First, I'd like to say thanks for all of the birthday wishes I received here and for all of the wonderful book suggestions given in the fairy tale post...I am a year older, but at least I have lots of reading material to spice up the new year!
Currently, I need an attitude makeover. I'll share a little bit of my feelings here, because I know that other moms read this blog - and hopefully, you'll recognize where I'm coming from.
I hate it when I get this pinched-breath sort of feeling, because I am well aware of the blessings that actually overwhelm my life. And my children are the best and most beautiful of them all...but every now and then, especially when my last solo venture into the world to do something Christie-ish (like browsing in a bookstore) is at best a vague memory (early spring?), the routines get to me. Seriously - do you ever feel like if you have to pick up the pieces of those
same puzzles one more time in a twenty four hour period that you might spontaneously combust? It's these cycles that ever hurtle forwards that can get to me - the laundry, the dishes, the crumbs that mysteriously end up all over the carpet (eight times a day! I don't understand how they sneak this stuff out of the kitchen!), the tussles between toddlers that invariably end in tears and the guilty party hiding under the bed...I feel guilty even writing this stuff down, but it's the truth. Every now and then, I want to run away. Just for a few hours. Just long enough to eat a snack without having to share it and maybe to drink something hot without worrying about small hands overturning the cup...just long enough to get through a chapter of something without an adventuresome two year old trying to yank the curtains down from their rods...if Neil didn't work such a consuming job, there might be more chances for me to have those hours...but he does, so there are these times when the sameness of every day begins to glaze over the joys therein...
Like today.
So maybe venting a little to you, blogosphere, will ease up some of the frustration. In hopes of reminding myself of what I should be saying instead of complaining, I'm including a classic prayer written by St. Thomas Aquinas that I have always loved. I'm also adding a wonderful painting by C
raig Nelson, an artist I have just discovered. Definitely check him out.
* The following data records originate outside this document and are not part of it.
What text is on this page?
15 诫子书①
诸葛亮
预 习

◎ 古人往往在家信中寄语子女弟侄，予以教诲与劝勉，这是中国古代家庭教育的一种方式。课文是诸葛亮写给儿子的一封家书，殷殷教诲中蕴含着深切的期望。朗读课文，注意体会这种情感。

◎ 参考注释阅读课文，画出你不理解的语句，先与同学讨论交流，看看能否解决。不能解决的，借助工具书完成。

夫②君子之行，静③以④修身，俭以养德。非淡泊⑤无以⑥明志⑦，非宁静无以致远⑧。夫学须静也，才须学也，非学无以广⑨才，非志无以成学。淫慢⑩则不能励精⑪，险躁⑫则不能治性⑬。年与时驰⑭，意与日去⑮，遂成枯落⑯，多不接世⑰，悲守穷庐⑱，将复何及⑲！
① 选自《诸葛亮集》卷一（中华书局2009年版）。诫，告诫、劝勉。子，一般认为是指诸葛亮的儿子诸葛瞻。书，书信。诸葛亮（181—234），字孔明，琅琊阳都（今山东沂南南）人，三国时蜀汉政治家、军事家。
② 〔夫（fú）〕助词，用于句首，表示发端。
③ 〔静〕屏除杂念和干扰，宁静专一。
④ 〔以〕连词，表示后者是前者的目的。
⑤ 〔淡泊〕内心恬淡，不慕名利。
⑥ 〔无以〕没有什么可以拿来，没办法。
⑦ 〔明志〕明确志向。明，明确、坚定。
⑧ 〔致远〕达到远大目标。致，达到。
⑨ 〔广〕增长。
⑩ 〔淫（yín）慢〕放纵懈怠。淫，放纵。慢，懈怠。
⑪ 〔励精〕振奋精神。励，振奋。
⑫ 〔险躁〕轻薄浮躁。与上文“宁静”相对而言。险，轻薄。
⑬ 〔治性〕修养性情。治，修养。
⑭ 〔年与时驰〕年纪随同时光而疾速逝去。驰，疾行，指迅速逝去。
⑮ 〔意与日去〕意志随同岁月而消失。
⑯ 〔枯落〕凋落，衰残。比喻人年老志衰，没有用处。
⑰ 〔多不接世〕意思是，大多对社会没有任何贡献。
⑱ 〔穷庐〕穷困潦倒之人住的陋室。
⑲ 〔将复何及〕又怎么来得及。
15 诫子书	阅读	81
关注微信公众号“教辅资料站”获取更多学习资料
"Grant, O Lord my God, that I may never fall away in success or in failure; that I may not be prideful in prosperity nor dejected in adversity. Let me rejoice only in what unites and sorrow only in what separates us. May I strive to please no one or fear to displease anyone except Yourself. May I seek always the things that are eternal and never those that are only temporal. May I shun any joy that is without You and never seek any that is beside You. O Lord, may I delight in any work I do for You and tire of any rest that is apart from You. My God, let me direct my heart towards You, and in my failings, always repent with a purpose of amendment."